The Shenzhen Stock Exchange records show that Xinxing Tools passed its listing committee review on March 31. The company's IPO sponsor is Huatai United Securities, with Shanghai Jin Tian Cheng Law Office serving as legal counsel.
Market researchers have identified concerning similarities in signature pages across three filing versions dated January 16, 2026, February 21, 2026, and March 24, 2024. The signatures of directors, senior management, and audit committee members show nearly identical handwriting characteristics, stroke structures, and positioning, differing only in dates. Under normal circumstances, handwritten signatures by the same person at different times would show minor variations. The complete consistency across all signatures suggests possible digital reproduction rather than authentic resigning.
The company seals on the documents also display remarkable similarity in style, angle, and clarity, with only handwritten dates differing. This pattern aligns with characteristics of electronic or copied seals, reinforcing suspicions about signature page replication.
Analysis using multiple AI identification tools produced varying conclusions. Baidu's system indicated it couldn't definitively determine whether signatures were made under identical conditions, while Alibaba's Qianwen tool concluded all signatures were authentic and seals came from the same physical stamp. Doubao's analysis found all signatures were identical reproductions from the same original, with seals being the same physical stamp showing normal variations in application.
The fundamental characteristic of handwritten signatures is their uniqueness and irreproducibility. Natural variations in stroke pressure, connection details, angle, and spacing should appear when the same person signs at different times. The complete consistency across documents filed months apart raises compliance concerns.

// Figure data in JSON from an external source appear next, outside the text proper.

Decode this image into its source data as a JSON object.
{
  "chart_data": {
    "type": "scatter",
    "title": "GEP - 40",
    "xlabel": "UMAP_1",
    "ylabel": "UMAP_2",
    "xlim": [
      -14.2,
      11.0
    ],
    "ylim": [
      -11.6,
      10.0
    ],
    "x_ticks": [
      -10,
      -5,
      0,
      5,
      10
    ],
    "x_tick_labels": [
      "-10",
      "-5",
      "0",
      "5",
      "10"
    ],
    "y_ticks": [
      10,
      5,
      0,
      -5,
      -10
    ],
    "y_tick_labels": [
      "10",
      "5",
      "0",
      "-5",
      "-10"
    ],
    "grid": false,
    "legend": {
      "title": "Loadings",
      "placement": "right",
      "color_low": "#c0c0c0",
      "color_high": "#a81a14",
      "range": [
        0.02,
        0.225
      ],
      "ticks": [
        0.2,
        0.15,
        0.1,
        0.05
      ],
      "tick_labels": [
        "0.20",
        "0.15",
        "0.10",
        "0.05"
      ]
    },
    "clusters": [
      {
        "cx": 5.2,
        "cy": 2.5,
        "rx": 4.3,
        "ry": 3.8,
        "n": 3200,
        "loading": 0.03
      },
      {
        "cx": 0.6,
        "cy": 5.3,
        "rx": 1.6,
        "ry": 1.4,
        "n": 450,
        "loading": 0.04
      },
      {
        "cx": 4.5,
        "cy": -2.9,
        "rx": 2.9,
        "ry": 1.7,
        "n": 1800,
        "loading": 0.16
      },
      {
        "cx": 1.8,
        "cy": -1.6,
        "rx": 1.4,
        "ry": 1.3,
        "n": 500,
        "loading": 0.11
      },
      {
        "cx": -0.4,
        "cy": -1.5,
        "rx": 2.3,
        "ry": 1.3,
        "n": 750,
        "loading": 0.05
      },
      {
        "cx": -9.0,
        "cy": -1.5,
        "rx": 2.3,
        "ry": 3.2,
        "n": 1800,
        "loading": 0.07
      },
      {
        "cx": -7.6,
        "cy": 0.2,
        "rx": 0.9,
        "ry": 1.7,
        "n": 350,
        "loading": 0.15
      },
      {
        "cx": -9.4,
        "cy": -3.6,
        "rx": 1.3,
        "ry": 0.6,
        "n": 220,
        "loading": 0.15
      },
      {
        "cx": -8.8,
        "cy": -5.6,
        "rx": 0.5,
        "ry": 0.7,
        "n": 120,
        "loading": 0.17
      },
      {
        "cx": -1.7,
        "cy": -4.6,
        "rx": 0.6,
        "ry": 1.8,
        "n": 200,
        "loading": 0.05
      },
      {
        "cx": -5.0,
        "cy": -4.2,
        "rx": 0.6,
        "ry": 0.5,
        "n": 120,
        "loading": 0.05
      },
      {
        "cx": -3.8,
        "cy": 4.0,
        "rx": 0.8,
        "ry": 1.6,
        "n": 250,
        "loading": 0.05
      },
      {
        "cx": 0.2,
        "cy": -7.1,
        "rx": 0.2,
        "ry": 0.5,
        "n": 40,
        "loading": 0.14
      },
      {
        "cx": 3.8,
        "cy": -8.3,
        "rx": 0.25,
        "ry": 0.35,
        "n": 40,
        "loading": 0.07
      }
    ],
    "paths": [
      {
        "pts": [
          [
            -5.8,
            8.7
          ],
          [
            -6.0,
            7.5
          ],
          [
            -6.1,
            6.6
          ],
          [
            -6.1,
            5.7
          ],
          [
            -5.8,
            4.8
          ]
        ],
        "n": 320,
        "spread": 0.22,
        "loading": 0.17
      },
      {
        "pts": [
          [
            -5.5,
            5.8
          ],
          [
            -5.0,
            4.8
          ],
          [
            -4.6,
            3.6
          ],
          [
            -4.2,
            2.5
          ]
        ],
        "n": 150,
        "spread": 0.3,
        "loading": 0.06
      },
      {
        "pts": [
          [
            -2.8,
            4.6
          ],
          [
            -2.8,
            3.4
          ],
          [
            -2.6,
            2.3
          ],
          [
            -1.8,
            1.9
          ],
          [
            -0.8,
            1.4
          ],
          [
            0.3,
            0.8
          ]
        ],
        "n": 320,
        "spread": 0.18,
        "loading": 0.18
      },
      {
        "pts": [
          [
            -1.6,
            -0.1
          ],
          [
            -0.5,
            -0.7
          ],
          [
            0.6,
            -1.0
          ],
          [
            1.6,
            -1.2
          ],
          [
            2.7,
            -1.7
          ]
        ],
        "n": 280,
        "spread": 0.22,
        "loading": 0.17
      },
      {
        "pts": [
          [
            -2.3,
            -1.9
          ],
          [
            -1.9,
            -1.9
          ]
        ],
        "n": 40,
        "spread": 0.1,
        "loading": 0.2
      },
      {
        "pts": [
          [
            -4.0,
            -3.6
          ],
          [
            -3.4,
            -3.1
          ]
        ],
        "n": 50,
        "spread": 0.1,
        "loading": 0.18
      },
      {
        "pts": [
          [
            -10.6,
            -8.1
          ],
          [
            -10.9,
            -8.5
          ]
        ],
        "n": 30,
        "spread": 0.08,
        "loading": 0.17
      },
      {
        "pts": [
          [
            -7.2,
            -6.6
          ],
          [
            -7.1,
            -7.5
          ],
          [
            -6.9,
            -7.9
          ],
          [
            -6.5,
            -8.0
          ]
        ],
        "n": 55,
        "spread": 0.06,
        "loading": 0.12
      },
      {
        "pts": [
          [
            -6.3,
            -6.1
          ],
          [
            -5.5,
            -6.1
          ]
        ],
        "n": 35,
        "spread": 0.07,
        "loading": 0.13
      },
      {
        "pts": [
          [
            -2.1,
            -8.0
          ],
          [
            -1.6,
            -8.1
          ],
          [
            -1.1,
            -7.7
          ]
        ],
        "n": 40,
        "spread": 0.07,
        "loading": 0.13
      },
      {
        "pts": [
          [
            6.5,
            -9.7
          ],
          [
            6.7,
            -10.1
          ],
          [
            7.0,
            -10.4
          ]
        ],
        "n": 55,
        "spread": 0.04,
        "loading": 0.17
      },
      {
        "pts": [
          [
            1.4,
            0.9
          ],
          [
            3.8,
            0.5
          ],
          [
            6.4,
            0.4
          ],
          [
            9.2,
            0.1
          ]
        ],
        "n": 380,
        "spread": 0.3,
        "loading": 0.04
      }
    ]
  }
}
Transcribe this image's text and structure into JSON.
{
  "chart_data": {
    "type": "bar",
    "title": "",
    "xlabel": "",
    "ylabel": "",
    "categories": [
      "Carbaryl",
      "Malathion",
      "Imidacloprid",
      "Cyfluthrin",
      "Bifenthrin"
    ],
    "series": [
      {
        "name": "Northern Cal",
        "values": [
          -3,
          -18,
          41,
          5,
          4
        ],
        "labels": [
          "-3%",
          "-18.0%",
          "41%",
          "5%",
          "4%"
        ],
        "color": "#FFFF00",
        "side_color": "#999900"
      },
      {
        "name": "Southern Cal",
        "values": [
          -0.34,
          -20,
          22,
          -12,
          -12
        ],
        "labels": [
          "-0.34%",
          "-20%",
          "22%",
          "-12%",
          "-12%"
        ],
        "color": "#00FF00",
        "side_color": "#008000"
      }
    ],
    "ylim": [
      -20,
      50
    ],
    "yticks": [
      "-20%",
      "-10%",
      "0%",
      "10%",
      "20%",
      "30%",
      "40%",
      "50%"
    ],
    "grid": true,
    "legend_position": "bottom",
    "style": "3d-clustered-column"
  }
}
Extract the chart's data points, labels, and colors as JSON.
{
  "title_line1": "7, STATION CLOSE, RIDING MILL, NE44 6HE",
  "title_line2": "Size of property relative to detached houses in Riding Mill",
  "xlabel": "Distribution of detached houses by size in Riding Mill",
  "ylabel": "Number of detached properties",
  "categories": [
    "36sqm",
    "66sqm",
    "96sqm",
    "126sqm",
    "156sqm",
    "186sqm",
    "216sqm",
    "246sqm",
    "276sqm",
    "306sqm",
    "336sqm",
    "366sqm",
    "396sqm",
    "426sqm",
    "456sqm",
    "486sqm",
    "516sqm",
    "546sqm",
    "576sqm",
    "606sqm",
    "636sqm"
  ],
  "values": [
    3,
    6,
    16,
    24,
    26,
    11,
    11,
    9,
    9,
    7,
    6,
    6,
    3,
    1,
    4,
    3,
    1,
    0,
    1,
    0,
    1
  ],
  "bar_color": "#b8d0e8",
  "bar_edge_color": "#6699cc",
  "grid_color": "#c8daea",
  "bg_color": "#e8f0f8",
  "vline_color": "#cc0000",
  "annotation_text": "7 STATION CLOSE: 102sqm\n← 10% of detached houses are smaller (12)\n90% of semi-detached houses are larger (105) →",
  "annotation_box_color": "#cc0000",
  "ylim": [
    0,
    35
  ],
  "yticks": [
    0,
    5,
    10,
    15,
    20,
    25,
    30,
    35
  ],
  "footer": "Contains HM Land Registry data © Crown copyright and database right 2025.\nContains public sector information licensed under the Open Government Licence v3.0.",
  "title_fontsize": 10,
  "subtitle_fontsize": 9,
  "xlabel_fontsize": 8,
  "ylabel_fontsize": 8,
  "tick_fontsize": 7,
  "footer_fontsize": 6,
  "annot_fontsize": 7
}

Article 36 of the Rules for the Registration of Initial Public Share Offerings requires that issuers and their directors, supervisors, and senior management must genuinely sign and seal the prospectus, ensuring its truthfulness, accuracy, and completeness. Article 52 of the parallel administration rules stipulates that if signatures or seals are forged or altered, regulators may terminate the review and prohibit reapplications for 36 months.
While electronic seals may be legitimately used for electronic submissions, with physical seals required for final meeting documents, the identical appearance of handwritten signatures across different versions and dates constitutes potential regulatory violation. Final determination would require examination of original documents by regulatory authorities or professional authentication institutions.